Despite any positive usages that Xicanos or other people can garner from mestizaje, it cannot be minimized the extent to which mestizaje has been used violently against the Indigenous peoples of Turtle Island—the Americas. In Mexico Profundo: Reclaiming a Civilization, Guillermo Bonfil Batalla puts forth the argument that Mexico is not a mestizo nation, as is often claimed, but an Indigenous nation. From this perspective, Mesoamerican culture has remained central to Mexicans into the present moment, having been absorbed into the national identity of Mexico once it claimed “independence” from Spain.

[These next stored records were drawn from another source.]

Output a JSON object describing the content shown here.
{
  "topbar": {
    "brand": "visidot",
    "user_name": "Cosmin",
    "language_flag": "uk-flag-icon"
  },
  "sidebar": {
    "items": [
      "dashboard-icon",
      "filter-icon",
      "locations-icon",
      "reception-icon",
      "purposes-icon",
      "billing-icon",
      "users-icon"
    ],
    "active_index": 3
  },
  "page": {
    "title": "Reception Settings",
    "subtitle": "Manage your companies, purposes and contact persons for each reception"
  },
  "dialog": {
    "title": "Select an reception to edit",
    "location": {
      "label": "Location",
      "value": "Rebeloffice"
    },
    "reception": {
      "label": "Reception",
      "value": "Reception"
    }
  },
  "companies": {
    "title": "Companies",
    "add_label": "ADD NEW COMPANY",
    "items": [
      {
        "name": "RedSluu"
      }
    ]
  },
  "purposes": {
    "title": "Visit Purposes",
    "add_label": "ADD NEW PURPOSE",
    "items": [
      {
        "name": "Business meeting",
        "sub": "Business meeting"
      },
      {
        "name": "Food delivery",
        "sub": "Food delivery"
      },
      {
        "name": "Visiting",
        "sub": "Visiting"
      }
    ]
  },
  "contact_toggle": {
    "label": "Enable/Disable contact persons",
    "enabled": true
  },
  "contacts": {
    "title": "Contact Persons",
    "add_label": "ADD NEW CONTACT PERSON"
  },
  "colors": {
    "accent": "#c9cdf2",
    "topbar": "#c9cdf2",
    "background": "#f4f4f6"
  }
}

I agree with Batalla’s analysis that these Indigenous cultural practices persist into the present, that mestizaje has been used as a way to strip Mexicans of our Indigenous identities, and that mestizaje is an inappropriate way of understanding the mixing of cultural practices under colonial conditions: "...the mestizos are a contingent of "de-Indianized" Indians. 'De-Indianization' is a different process from the biological one of racial mixture. To use the term mestizaje in different sorts of situations...carries the risk of introducing an incorrect view. It is an inappropriate way of understanding non-biological processes, such as those that occur in the cultures of different groups in contact, within the context of colonial domination" (17). For Batalla, mestizaje runs the risk of introducing racial mixture as primarily a biological process, and has been systematically deployed through out Latin America specifically to De-Indianize Indians. While his book was published more than 20 years ago and focuses on Mexicans in Mexico, I would argue that this same dynamic also rings true today for many Xicanos in the United State as well.

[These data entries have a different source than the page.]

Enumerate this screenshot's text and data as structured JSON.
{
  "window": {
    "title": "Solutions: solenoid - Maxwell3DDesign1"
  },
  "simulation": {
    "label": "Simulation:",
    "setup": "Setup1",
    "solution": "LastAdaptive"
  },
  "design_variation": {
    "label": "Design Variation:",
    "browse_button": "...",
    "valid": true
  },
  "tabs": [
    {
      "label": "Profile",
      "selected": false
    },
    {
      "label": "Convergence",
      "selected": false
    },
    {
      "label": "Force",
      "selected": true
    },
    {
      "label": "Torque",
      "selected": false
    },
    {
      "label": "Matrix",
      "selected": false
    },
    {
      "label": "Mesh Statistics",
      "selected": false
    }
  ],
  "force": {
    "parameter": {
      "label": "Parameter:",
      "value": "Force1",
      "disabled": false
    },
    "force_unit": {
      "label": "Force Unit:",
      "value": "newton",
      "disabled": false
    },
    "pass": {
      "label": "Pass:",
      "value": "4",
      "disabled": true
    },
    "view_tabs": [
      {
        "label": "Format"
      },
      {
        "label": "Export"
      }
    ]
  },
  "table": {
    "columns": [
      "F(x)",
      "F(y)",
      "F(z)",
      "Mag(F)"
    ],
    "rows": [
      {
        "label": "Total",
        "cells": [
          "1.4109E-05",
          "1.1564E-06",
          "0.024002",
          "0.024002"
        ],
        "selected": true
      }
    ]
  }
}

Some Mesoamerican practices persist in a similar way to how Batalla describes them among rural Mexicans, yet the shifting context in the United States adds another layer of colonialism in between Chicanxs and Indigenous identity. In terms of food practice, the more important question might have to do with decolonizing our food ways. Enrique Salmón (Ratamuri) explain that “whenever I partake in Eloisa’s tamale recipe or my mother’s way of preparing salsa, I am eating the memories and knowledge associated with those foods…[i]t becomes a form of mimetic regeneration to eat one’s family’s recipes” (8). But while this form of knowledge is extremely important, he also emphasizes the importance of understanding the politics of food—how food production impacts the environment, how science disrupts the genetics of food and thereby our bodies, etc.

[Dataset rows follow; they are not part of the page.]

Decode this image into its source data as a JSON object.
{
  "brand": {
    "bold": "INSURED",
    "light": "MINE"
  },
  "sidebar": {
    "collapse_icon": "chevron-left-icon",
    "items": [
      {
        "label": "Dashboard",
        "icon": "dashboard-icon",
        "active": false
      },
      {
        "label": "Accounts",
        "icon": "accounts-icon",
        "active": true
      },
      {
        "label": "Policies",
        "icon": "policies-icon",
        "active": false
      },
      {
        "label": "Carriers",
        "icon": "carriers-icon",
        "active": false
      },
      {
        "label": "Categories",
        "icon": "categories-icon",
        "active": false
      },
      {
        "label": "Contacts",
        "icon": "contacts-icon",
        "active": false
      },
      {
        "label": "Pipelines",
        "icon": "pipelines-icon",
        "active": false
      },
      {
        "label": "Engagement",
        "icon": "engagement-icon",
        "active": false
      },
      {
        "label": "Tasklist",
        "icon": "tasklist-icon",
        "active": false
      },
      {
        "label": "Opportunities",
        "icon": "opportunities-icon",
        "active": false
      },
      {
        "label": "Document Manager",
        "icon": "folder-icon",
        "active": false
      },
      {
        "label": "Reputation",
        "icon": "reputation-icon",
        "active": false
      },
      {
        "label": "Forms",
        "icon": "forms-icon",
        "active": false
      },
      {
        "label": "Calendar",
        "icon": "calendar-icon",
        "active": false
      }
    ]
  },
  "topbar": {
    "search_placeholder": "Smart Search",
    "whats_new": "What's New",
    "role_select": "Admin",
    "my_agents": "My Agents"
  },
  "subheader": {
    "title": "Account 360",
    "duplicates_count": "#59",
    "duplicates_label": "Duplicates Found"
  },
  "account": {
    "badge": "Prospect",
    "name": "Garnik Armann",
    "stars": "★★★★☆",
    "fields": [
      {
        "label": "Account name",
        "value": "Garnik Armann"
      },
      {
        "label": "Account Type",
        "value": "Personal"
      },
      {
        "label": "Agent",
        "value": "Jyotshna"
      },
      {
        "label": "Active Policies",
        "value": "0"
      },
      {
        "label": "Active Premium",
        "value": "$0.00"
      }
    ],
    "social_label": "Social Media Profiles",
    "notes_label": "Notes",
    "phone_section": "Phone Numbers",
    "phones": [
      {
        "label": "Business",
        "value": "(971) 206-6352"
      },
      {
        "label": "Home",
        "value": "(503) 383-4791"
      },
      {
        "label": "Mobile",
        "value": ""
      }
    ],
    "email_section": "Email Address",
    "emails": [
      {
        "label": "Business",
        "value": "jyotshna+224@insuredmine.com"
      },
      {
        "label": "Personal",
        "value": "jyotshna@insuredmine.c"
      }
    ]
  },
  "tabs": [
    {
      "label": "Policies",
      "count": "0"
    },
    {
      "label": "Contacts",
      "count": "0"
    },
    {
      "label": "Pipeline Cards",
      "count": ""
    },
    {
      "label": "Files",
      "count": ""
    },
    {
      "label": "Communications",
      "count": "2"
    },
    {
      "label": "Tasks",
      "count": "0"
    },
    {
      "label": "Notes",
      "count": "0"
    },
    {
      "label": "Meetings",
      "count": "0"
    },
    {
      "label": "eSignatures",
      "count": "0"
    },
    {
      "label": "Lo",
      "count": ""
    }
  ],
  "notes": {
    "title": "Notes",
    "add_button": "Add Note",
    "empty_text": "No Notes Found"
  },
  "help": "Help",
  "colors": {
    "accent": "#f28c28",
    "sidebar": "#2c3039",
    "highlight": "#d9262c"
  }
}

This is an extremely important point to make both within the contexts of cultural regeneration and social justice activism. For often times cultural initiatives are void of the radical political analysis necessary to confront the modern systems of power that colonize both our food and our identities. Conversely, social justice spaces are often void of the radical nature of cultural survivance and the need for many people to approach social justice organizing from specific cultural perspectives. Xicanos are in a unique position to bride the gap between culture and politics, because we have been re-made by a movement (El Movmiento) that was in many ways based on this very premise.

Works Cited

Salmón, E. (2012). Eating the Landscape: American Indian Stories of Food, Identity, and Resilience (2 edition). Tucson: University of Arizona Press.

Batalla, G. B. (1996). Mexico Profundo: Reclaiming a Civilization. Austin: University of Texas Press.